Mind you, I understand the root of the complaint.  Holiness as it has been interpreted by lots of periods of time has simply become a list of things that a person should not do, sometimes without any root in Scripture.  Yet holiness, we are told, is a command of God - "Be ye holy, as I am holy" (Leviticus 11:44, 1 Peter 1:15).  It is a thing that we are told without which we will not see God.

But think about it:  holiness was valued by the prophets, valued by the apostles, valued by Christ himself (see Matthew chapters 5-7 to get a glimpse of what Christ said holiness looks like). And yet the modern church, for the most part, seems to have turned its eyes away for the clear commands of God in the matter for other things. 

Just plug in your favorite cause - "Be ye Diverse, for I am diverse; be ye environmentally friendly, as I am environmentally friendly".  Oddly enough, you will not find those verses in Scripture (although it is fair to say they are discussed or implied.  But holiness is commanded.

I have to ask myself:  where is the cry for holiness from the church?  Where are the models of holiness in her ranks?  Where are the people - not saints of far away lands and times but those that live near us - that we can look to as role models of holiness?

Holiness, said one preacher, is "to think as God thinks and will as God wills."  Do we true aspire to think as God thinks?  Or do we think as we would like to think that God thinks, sprinkled with our own flavor of interpretation.

Every successful religious movement of the Old and New Testament, even to our day, had holiness its root.  Where is the cry to discover that root in our own churches today?

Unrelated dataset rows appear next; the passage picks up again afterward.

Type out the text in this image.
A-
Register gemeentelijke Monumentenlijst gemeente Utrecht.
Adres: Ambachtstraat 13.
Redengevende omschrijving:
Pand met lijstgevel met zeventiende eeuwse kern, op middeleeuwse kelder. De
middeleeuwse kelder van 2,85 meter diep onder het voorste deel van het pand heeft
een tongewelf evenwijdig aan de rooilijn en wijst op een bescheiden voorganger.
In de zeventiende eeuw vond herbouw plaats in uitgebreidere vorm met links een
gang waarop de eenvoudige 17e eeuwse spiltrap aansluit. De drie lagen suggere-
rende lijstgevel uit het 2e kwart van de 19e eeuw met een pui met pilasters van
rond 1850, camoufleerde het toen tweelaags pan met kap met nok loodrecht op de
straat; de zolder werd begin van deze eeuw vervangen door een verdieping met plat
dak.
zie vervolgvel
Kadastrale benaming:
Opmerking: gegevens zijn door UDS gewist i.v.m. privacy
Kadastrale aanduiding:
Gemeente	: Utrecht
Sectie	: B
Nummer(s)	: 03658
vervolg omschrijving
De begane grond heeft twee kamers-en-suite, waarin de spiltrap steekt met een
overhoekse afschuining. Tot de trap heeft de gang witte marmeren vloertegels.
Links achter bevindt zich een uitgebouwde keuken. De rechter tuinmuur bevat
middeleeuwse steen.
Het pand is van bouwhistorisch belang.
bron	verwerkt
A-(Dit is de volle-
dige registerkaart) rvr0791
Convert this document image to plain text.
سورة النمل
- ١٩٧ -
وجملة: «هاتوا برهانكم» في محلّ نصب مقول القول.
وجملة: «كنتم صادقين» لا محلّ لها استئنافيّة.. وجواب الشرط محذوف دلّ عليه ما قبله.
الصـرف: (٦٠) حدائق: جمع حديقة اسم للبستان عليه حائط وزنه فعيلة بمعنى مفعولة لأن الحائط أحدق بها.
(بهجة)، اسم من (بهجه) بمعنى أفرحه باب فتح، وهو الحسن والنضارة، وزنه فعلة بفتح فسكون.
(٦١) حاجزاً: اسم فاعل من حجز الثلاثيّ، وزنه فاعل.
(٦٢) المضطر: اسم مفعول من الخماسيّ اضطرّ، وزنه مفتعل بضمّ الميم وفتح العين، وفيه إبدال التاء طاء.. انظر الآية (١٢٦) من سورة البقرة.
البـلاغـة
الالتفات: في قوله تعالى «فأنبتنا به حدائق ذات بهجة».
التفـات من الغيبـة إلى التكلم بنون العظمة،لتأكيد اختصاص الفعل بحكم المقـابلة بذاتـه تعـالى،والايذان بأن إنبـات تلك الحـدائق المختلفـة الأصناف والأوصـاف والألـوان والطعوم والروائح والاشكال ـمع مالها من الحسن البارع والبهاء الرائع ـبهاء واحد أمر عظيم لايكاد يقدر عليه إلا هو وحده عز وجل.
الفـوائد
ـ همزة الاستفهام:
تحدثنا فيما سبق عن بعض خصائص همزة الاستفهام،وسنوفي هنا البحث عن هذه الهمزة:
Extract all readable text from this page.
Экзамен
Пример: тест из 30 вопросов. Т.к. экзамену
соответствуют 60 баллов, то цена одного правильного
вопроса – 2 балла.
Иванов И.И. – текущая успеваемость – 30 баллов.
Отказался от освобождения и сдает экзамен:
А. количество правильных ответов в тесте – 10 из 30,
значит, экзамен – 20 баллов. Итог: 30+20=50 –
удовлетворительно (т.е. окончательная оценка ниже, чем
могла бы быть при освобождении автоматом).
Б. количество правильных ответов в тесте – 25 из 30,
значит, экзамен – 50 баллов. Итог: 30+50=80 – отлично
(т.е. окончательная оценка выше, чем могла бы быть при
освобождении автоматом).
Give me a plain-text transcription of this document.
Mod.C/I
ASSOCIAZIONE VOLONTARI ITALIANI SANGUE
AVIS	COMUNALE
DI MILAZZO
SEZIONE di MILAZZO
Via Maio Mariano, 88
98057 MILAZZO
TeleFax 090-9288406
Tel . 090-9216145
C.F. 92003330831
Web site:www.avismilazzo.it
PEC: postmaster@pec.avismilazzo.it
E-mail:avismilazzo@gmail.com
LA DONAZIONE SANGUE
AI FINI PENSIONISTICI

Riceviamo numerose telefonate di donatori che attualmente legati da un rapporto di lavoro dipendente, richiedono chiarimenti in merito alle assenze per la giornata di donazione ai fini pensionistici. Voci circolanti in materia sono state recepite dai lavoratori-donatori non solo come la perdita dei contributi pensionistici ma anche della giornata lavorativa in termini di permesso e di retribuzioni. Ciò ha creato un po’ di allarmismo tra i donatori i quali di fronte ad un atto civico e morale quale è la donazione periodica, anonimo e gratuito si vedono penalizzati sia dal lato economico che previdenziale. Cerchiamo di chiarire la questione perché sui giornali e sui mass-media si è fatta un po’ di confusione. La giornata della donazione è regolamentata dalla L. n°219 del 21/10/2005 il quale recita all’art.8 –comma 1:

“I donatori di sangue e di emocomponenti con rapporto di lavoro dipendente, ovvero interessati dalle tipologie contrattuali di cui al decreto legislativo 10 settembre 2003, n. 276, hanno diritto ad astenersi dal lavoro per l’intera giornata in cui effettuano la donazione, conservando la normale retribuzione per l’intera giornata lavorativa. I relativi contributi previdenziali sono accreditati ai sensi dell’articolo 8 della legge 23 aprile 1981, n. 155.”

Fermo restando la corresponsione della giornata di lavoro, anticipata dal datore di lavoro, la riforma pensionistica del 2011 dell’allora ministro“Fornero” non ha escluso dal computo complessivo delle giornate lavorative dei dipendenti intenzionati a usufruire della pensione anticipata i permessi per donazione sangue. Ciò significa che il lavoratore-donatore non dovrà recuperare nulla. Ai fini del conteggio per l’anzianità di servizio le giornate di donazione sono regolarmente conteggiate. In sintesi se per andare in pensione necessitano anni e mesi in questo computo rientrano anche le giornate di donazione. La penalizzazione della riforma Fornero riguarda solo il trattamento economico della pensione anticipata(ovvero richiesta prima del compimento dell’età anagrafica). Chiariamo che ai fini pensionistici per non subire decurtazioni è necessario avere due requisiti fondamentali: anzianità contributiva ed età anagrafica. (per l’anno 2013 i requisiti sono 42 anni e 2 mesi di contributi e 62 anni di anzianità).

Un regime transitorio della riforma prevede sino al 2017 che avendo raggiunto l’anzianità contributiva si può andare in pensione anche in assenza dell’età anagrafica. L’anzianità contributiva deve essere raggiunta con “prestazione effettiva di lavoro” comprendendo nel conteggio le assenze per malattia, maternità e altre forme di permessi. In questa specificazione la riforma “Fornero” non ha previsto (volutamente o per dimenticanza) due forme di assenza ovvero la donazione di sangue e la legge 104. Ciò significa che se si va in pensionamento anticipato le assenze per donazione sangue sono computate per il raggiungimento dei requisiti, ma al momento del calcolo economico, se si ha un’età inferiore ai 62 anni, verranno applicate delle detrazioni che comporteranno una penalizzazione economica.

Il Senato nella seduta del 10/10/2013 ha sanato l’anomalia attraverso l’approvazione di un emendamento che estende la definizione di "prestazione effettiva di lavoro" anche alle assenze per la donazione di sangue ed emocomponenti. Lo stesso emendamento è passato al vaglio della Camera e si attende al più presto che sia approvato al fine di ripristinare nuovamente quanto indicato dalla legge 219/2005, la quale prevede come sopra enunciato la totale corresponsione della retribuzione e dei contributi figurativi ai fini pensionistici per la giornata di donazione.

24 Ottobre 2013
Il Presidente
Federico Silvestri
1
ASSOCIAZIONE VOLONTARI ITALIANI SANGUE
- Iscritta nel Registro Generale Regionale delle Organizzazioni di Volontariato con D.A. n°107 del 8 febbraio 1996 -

Social movements and trends will fail us.   Feelings will be betrayed, relationships will be broken.  Only holiness has the enduring power of God in it to sustain us when the going get rough.

Where are the cries for holiness today?

2 comments:

  1. What few cries there are may well fall on deaf ears.

    ReplyDelete
  2. True enough WL. There is almost a complete lack of interest in holiness, or at least that is how it seems to me.